Ken Kutaragi’s keynote speech at the Tokyo Game Show this year was, to put it mildly, a bit of an odd one - but there were two big pieces of news in there. One was a price drop for the 20GB PS3 in Japan, and the other, which affects the rest of the world a bit more, was the announcement that the 20GB model is also going to have a HDMI video connector, which was previously only intended for the 60GB model.
That’s good news, obviously - it means that if you buy the basic version of PS3, you can still hook it up to even the most high-end of flat-screen TVs and get the absolute best picture quality possible. On the other hand, isn’t it a bit late in the day to run around changing the specification of the machine?
Worldwide studios boss Phil Harrison admits that he doesn’t know exactly when the decision was made, but he can shed some light on the thinking behind it. “The reason for the change was in reaction to a market trend, which is that much more displays are being sold with HDMI, earlier, than had been previously forecast,” he explains to us. “Not just Sony, but all the other TV manufacturers.”
In fact, according to Harrison, the decision to move HDMI onto the basic model wasn’t really a surprise at all - it just happened faster than anyone expected. “Although we didn’t say it at E3, I think that the unspoken assumption was that we would always merge everything into HDMI eventually. We just made that decision earlier.”
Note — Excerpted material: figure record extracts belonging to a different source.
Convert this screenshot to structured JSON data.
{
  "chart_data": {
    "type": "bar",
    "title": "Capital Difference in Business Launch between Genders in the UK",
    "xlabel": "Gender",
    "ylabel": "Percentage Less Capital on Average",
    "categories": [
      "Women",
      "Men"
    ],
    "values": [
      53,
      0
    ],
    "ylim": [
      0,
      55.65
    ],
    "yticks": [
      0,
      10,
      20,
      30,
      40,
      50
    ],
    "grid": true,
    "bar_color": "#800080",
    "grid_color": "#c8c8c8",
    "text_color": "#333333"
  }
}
That’s all very well but if you’re changing the spec of the machine just weeks away from launch, doesn’t that tend to imply that you haven’t actually started building the things yet? Which doesn’t bode well for stocks of the unit at launch (already projected to be thin on the ground, even despite the European delay into next March). According to Harrison, it’s not quite that simple.
“The criticial question,” he says, “is not ‘when do you start manufacturing’, but ‘when do you start assembly’. The HDMI port - whether it’s enabled or not on the machine is an assembly issue, not a manufacturing issue. The parts have been procured, clearly, in anticipation of this announcement. It’s not like we’re going to make a decision of that magnitude and then call up our suppliers and say, ‘oh, can we have a few more HDMI ports?’ Clearly this had been well planned.”
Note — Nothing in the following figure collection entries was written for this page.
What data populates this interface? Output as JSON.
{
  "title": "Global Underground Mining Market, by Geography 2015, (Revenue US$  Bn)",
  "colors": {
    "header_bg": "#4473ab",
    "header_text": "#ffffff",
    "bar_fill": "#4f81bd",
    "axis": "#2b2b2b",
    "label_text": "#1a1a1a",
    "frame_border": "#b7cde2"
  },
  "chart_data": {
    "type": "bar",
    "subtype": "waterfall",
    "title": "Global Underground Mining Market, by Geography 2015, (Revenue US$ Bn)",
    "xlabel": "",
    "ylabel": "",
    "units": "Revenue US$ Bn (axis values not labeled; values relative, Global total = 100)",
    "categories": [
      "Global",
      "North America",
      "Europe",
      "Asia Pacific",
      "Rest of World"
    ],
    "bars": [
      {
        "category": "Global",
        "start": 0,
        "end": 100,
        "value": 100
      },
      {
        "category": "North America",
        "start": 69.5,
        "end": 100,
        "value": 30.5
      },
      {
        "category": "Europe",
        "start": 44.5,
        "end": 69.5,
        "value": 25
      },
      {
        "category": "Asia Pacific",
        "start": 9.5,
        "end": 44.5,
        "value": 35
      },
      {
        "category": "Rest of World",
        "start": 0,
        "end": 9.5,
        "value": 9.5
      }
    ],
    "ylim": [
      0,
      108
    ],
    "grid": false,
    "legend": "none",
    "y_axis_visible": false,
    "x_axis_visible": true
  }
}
Well planned or not, it’s obvious that Sony has had some big problems with manufacturing. Looking past the question of the HDMI port to the bigger picture, it’s clear that with only 500,000 units available for launch and the European date pushed back four months, Sony has over-stretched itself. Isn’t that a bit, well, worrying?
Harrison nods. “There’s no denying that we’ve had some very public challenges,” he says. “Today, it looks like a very difficult situation - but in the weeks, months and years to come, this will pale into zero.”
“Yes, we have overreached in production of the Blu-Ray component - I can’t deny that. But that’s the price you pay for adopting brand new, leading-edge technologies that will be future proof. We will resolve those issues - we are already catching up. We will continue to catch up on the production, and as you know, we haven’t changed our full-year forecast of six million units, so we’re only talking about a ramp-up issue. We’re not talking about the fundamental design of the product itself.”
Taking the long view, there’s a ring of truth about that. Few consoles have launched without a fairly hefty dose of problems in the first few months - although for the god-knows-how-many people who expected to have a PS3 in their hands this Christmas and now almost certainly won’t, that won’t be much comfort in the next few months.